My next writing project is a book. It'll be my first. I’m excited.
Up until two weeks ago Joe had to do everything, including cook, clean, walk the dog, get me on and off the couch, help me stand, sit. The first two weeks I started bending he had to help raise and lower my knee three times a day. He’s still cooking, cleaning, walking the dog, and a host of other things. These last few months have made me so grateful for him, for Ginger, for our small pack.

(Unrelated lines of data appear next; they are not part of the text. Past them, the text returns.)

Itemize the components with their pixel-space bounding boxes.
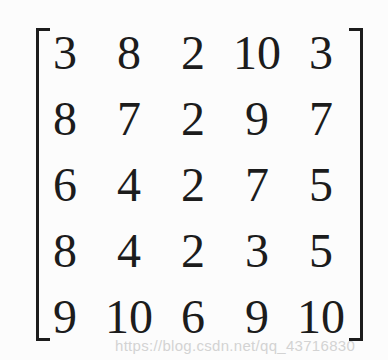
- matrix-cell-r4c4: 3: [225, 218, 289, 284]
- matrix-cell-r3c4: 7: [225, 152, 289, 218]
- matrix-cell-r2c3: 2: [161, 86, 225, 152]
- matrix-cell-r5c5: 10: [289, 284, 353, 350]
- matrix-cell-r2c5: 7: [289, 86, 353, 152]
- matrix-cell-r5c3: 6: [161, 284, 225, 350]
- matrix-cell-r5c4: 9: [225, 284, 289, 350]
- matrix-cell-r5c2: 10: [97, 284, 161, 350]
- matrix-cell-r1c4: 10: [225, 20, 289, 86]
- matrix-cell-r1c1: 3: [33, 20, 97, 86]
- matrix-grid: 3821038729764275842359106910: [33, 20, 353, 350]
- matrix-cell-r3c5: 5: [289, 152, 353, 218]
- matrix-cell-r2c1: 8: [33, 86, 97, 152]
- matrix-cell-r5c1: 9: [33, 284, 97, 350]
- matrix-cell-r4c1: 8: [33, 218, 97, 284]
- matrix-cell-r2c2: 7: [97, 86, 161, 152]
- matrix-cell-r3c1: 6: [33, 152, 97, 218]
- matrix-cell-r1c2: 8: [97, 20, 161, 86]
- matrix-cell-r4c2: 4: [97, 218, 161, 284]
- matrix-cell-r3c2: 4: [97, 152, 161, 218]
- matrix-cell-r4c5: 5: [289, 218, 353, 284]
- matrix-cell-r2c4: 9: [225, 86, 289, 152]
- matrix-cell-r4c3: 2: [161, 218, 225, 284]
- matrix-cell-r1c5: 3: [289, 20, 353, 86]
- matrix-figure: https://blog.csdn.net/qq_43716830 382103…: [0, 0, 388, 360]
- matrix-cell-r3c3: 2: [161, 152, 225, 218]
- matrix-cell-r1c3: 2: [161, 20, 225, 86]
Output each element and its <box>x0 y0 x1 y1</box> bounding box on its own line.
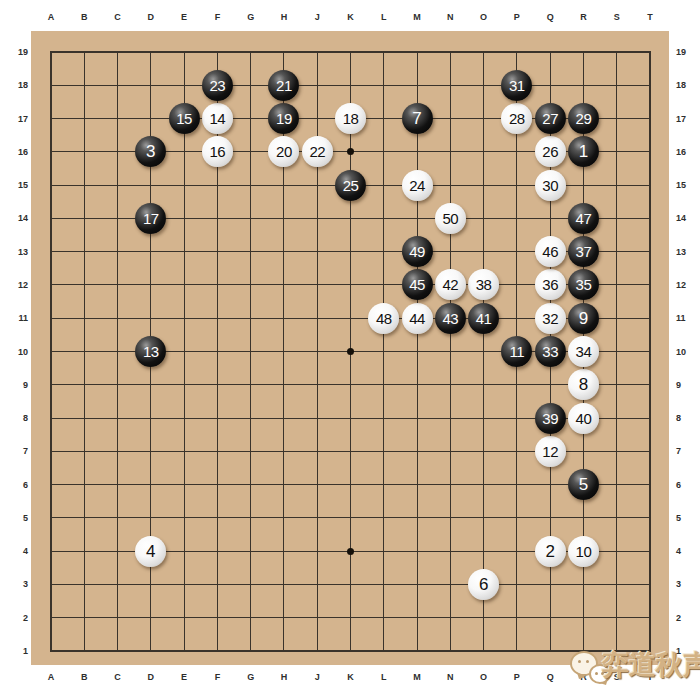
row-label-right-19: 19 <box>676 46 700 58</box>
move-number: 18 <box>343 103 359 134</box>
stone-white-K17: 18 <box>335 103 366 134</box>
col-label-bottom-J: J <box>307 671 327 683</box>
row-label-left-7: 7 <box>2 445 28 457</box>
move-number: 16 <box>210 136 226 167</box>
move-number: 1 <box>579 136 588 167</box>
col-label-top-P: P <box>507 11 527 23</box>
stone-white-Q15: 30 <box>535 170 566 201</box>
col-label-bottom-P: P <box>507 671 527 683</box>
move-number: 6 <box>479 569 488 600</box>
grid-line-vertical <box>417 51 418 652</box>
stone-white-N12: 42 <box>435 269 466 300</box>
col-label-top-B: B <box>74 11 94 23</box>
col-label-top-C: C <box>108 11 128 23</box>
row-label-right-5: 5 <box>676 512 700 524</box>
grid-line-vertical <box>450 51 451 652</box>
row-label-left-3: 3 <box>2 578 28 590</box>
row-label-right-12: 12 <box>676 279 700 291</box>
row-label-right-16: 16 <box>676 146 700 158</box>
row-label-left-10: 10 <box>2 346 28 358</box>
move-number: 14 <box>210 103 226 134</box>
col-label-bottom-E: E <box>174 671 194 683</box>
stone-white-F16: 16 <box>202 136 233 167</box>
col-label-top-R: R <box>573 11 593 23</box>
move-number: 10 <box>576 536 592 567</box>
row-label-right-6: 6 <box>676 479 700 491</box>
row-label-left-9: 9 <box>2 379 28 391</box>
stone-white-Q4: 2 <box>535 536 566 567</box>
stone-white-L11: 48 <box>368 303 399 334</box>
grid-line-horizontal <box>50 384 651 385</box>
move-number: 33 <box>542 336 558 367</box>
stone-black-R13: 37 <box>568 236 599 267</box>
row-label-right-3: 3 <box>676 578 700 590</box>
stone-white-M11: 44 <box>402 303 433 334</box>
move-number: 38 <box>476 269 492 300</box>
stone-black-F18: 23 <box>202 70 233 101</box>
stone-black-Q17: 27 <box>535 103 566 134</box>
col-label-top-O: O <box>474 11 494 23</box>
col-label-bottom-N: N <box>440 671 460 683</box>
row-label-left-19: 19 <box>2 46 28 58</box>
col-label-bottom-K: K <box>341 671 361 683</box>
move-number: 5 <box>579 469 588 500</box>
stone-black-M17: 7 <box>402 103 433 134</box>
row-label-left-16: 16 <box>2 146 28 158</box>
move-number: 27 <box>542 103 558 134</box>
col-label-top-H: H <box>274 11 294 23</box>
row-label-left-1: 1 <box>2 645 28 657</box>
move-number: 36 <box>542 269 558 300</box>
move-number: 12 <box>542 436 558 467</box>
stone-black-P10: 11 <box>501 336 532 367</box>
move-number: 3 <box>146 136 155 167</box>
col-label-bottom-D: D <box>141 671 161 683</box>
move-number: 41 <box>476 303 492 334</box>
watermark-text: 弈道秋声 <box>602 647 700 683</box>
stone-black-H18: 21 <box>268 70 299 101</box>
stone-black-R12: 35 <box>568 269 599 300</box>
stone-white-Q12: 36 <box>535 269 566 300</box>
stone-black-E17: 15 <box>169 103 200 134</box>
grid-line-vertical <box>616 51 617 652</box>
star-point-K16 <box>347 148 354 155</box>
stone-black-O11: 41 <box>468 303 499 334</box>
stone-white-P17: 28 <box>501 103 532 134</box>
col-label-top-Q: Q <box>540 11 560 23</box>
move-number: 37 <box>576 236 592 267</box>
move-number: 47 <box>576 203 592 234</box>
row-label-left-8: 8 <box>2 412 28 424</box>
stone-white-D4: 4 <box>135 536 166 567</box>
move-number: 43 <box>442 303 458 334</box>
grid-line-horizontal <box>50 484 651 485</box>
row-label-right-9: 9 <box>676 379 700 391</box>
col-label-top-L: L <box>374 11 394 23</box>
move-number: 45 <box>409 269 425 300</box>
stone-black-D10: 13 <box>135 336 166 367</box>
stone-black-D14: 17 <box>135 203 166 234</box>
row-label-left-14: 14 <box>2 212 28 224</box>
row-label-left-5: 5 <box>2 512 28 524</box>
col-label-bottom-L: L <box>374 671 394 683</box>
move-number: 44 <box>409 303 425 334</box>
row-label-right-11: 11 <box>676 312 700 324</box>
grid-line-horizontal <box>50 584 651 585</box>
stone-white-R4: 10 <box>568 536 599 567</box>
move-number: 30 <box>542 170 558 201</box>
grid-line-horizontal <box>50 517 651 518</box>
move-number: 40 <box>576 403 592 434</box>
stone-black-N11: 43 <box>435 303 466 334</box>
stone-white-M15: 24 <box>402 170 433 201</box>
move-number: 11 <box>510 336 525 367</box>
stone-white-R10: 34 <box>568 336 599 367</box>
stone-white-F17: 14 <box>202 103 233 134</box>
grid-line-horizontal <box>50 617 651 618</box>
row-label-right-10: 10 <box>676 346 700 358</box>
move-number: 46 <box>542 236 558 267</box>
move-number: 13 <box>143 336 159 367</box>
move-number: 25 <box>343 170 359 201</box>
stone-white-N14: 50 <box>435 203 466 234</box>
row-label-left-6: 6 <box>2 479 28 491</box>
stone-white-Q16: 26 <box>535 136 566 167</box>
col-label-top-G: G <box>241 11 261 23</box>
stone-white-J16: 22 <box>302 136 333 167</box>
stone-white-O3: 6 <box>468 569 499 600</box>
stone-black-R6: 5 <box>568 469 599 500</box>
move-number: 8 <box>579 369 588 400</box>
move-number: 7 <box>412 103 421 134</box>
grid-line-vertical <box>649 51 651 652</box>
stone-black-P18: 31 <box>501 70 532 101</box>
row-label-right-13: 13 <box>676 246 700 258</box>
move-number: 32 <box>542 303 558 334</box>
move-number: 24 <box>409 170 425 201</box>
stone-black-M13: 49 <box>402 236 433 267</box>
row-label-right-2: 2 <box>676 612 700 624</box>
watermark: 弈道秋声 <box>556 644 700 696</box>
row-label-left-11: 11 <box>2 312 28 324</box>
stone-white-R8: 40 <box>568 403 599 434</box>
col-label-bottom-B: B <box>74 671 94 683</box>
col-label-top-N: N <box>440 11 460 23</box>
board-layer: AABBCCDDEEFFGGHHJJKKLLMMNNOOPPQQRRSSTT19… <box>0 0 700 700</box>
col-label-bottom-A: A <box>41 671 61 683</box>
row-label-left-12: 12 <box>2 279 28 291</box>
col-label-bottom-H: H <box>274 671 294 683</box>
move-number: 15 <box>176 103 192 134</box>
move-number: 34 <box>576 336 592 367</box>
move-number: 17 <box>143 203 159 234</box>
grid-line-vertical <box>383 51 384 652</box>
move-number: 42 <box>442 269 458 300</box>
row-label-right-17: 17 <box>676 113 700 125</box>
stone-black-R17: 29 <box>568 103 599 134</box>
row-label-right-15: 15 <box>676 179 700 191</box>
move-number: 39 <box>542 403 558 434</box>
move-number: 19 <box>276 103 292 134</box>
col-label-top-F: F <box>207 11 227 23</box>
stone-black-H17: 19 <box>268 103 299 134</box>
stone-white-Q11: 32 <box>535 303 566 334</box>
stone-black-K15: 25 <box>335 170 366 201</box>
grid-line-vertical <box>483 51 484 652</box>
row-label-left-18: 18 <box>2 79 28 91</box>
row-label-right-18: 18 <box>676 79 700 91</box>
move-number: 50 <box>442 203 458 234</box>
row-label-right-7: 7 <box>676 445 700 457</box>
col-label-bottom-F: F <box>207 671 227 683</box>
stone-white-O12: 38 <box>468 269 499 300</box>
row-label-left-17: 17 <box>2 113 28 125</box>
row-label-right-8: 8 <box>676 412 700 424</box>
col-label-top-E: E <box>174 11 194 23</box>
star-point-K4 <box>347 548 354 555</box>
row-label-left-4: 4 <box>2 545 28 557</box>
col-label-top-K: K <box>341 11 361 23</box>
stone-black-R16: 1 <box>568 136 599 167</box>
stone-black-Q8: 39 <box>535 403 566 434</box>
move-number: 28 <box>509 103 525 134</box>
col-label-top-J: J <box>307 11 327 23</box>
move-number: 48 <box>376 303 392 334</box>
col-label-bottom-G: G <box>241 671 261 683</box>
stone-white-Q13: 46 <box>535 236 566 267</box>
row-label-left-15: 15 <box>2 179 28 191</box>
col-label-bottom-C: C <box>108 671 128 683</box>
row-label-right-14: 14 <box>676 212 700 224</box>
col-label-top-M: M <box>407 11 427 23</box>
move-number: 20 <box>276 136 292 167</box>
move-number: 4 <box>146 536 155 567</box>
move-number: 26 <box>542 136 558 167</box>
col-label-top-S: S <box>607 11 627 23</box>
move-number: 29 <box>576 103 592 134</box>
go-board-diagram: AABBCCDDEEFFGGHHJJKKLLMMNNOOPPQQRRSSTT19… <box>0 0 700 700</box>
col-label-top-T: T <box>640 11 660 23</box>
col-label-bottom-O: O <box>474 671 494 683</box>
row-label-left-2: 2 <box>2 612 28 624</box>
star-point-K10 <box>347 348 354 355</box>
stone-black-R14: 47 <box>568 203 599 234</box>
stone-black-Q10: 33 <box>535 336 566 367</box>
move-number: 35 <box>576 269 592 300</box>
stone-white-R9: 8 <box>568 369 599 400</box>
stone-white-Q7: 12 <box>535 436 566 467</box>
move-number: 2 <box>545 536 554 567</box>
move-number: 31 <box>509 70 525 101</box>
move-number: 49 <box>409 236 425 267</box>
move-number: 9 <box>579 303 588 334</box>
col-label-top-A: A <box>41 11 61 23</box>
row-label-right-4: 4 <box>676 545 700 557</box>
col-label-top-D: D <box>141 11 161 23</box>
stone-white-H16: 20 <box>268 136 299 167</box>
row-label-left-13: 13 <box>2 246 28 258</box>
stone-black-M12: 45 <box>402 269 433 300</box>
move-number: 23 <box>210 70 226 101</box>
move-number: 21 <box>276 70 292 101</box>
stone-black-R11: 9 <box>568 303 599 334</box>
move-number: 22 <box>309 136 325 167</box>
stone-black-D16: 3 <box>135 136 166 167</box>
col-label-bottom-M: M <box>407 671 427 683</box>
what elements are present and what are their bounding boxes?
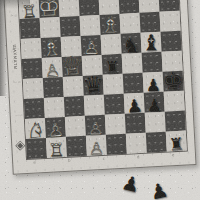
piece-white-pawn-d2: ♙ [88,120,104,137]
square-g1 [146,132,167,153]
board-grid: ♖♔♗♗♙♙♕♞♝♜♛♟♚♟♟♘♙♙♖♙♜ [18,0,188,160]
square-b3 [44,97,65,118]
photo-top-left-shadow [0,0,30,9]
square-c3 [64,96,85,117]
piece-black-bishop-g6: ♝ [141,32,161,54]
piece-white-king-b8: ♔ [37,0,61,20]
square-c8 [59,0,80,17]
square-c1 [66,136,87,157]
chess-board: ШАХМАТЫ 8 7 6 5 4 3 2 1 ♖♔♗♗♙♙♕♞♝♜♛♟♚♟♟♘… [3,0,196,175]
square-d8 [79,0,100,16]
piece-white-pawn-d1: ♙ [89,140,105,157]
square-a5 [22,58,43,79]
captured-black-pawn-2: ♟ [148,179,170,200]
square-f1 [126,133,147,154]
piece-black-king-h4: ♚ [161,68,185,94]
piece-black-rook-e5: ♜ [104,59,120,77]
square-c2 [65,116,86,137]
photo-left-edge-shadow [0,0,7,96]
square-f4 [123,73,144,94]
piece-black-pawn-g4: ♟ [146,77,162,94]
square-f8 [118,0,139,14]
square-a4 [23,78,44,99]
piece-black-knight-f6: ♞ [121,34,141,56]
square-e3 [104,94,125,115]
square-e2 [105,114,126,135]
square-c7 [60,16,81,37]
captured-black-pawn-1: ♟ [120,172,142,196]
square-a3 [24,98,45,119]
piece-black-pawn-f3: ♟ [126,97,144,116]
piece-black-queen-d4: ♛ [81,72,105,98]
piece-white-pawn-b5: ♙ [44,62,61,80]
piece-white-bishop-e7: ♗ [100,14,120,36]
piece-white-pawn-d6: ♙ [83,39,99,57]
square-a6 [21,38,42,59]
piece-white-rook-b1: ♖ [48,141,65,160]
square-d7 [80,15,101,36]
square-h7 [159,11,180,32]
piece-white-bishop-b6: ♗ [40,37,62,61]
piece-white-pawn-b2: ♙ [47,121,65,140]
square-e1 [106,134,127,155]
square-h6 [161,31,182,52]
piece-white-knight-a2: ♘ [25,119,45,141]
square-h2 [165,111,186,132]
board-corner-emblem: ◈ [15,138,25,151]
chess-photo-scene: ШАХМАТЫ 8 7 6 5 4 3 2 1 ♖♔♗♗♙♙♕♞♝♜♛♟♚♟♟♘… [0,0,200,200]
piece-black-pawn-g3: ♟ [147,97,162,114]
piece-black-rook-h1: ♜ [168,135,185,153]
square-f7 [120,13,141,34]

We love our house, though with PT in the city we won’t make it up there as much over the winter. Here in the city the construction around us has finished, so being here full time is easy. Though there seems to be something going on with our building, either a sale or impending change. It’s in the air, the way the owners are acting.
A lot of this year was about acceptance amid uncertainty. Maybe that’s what it means to be human. To love.
I got a few emails this year asking if I’d be writing an end of year post. Your emails mean so much to me, so please know that. The happiest new year to you. May next year knock you sideways, in the best way possible.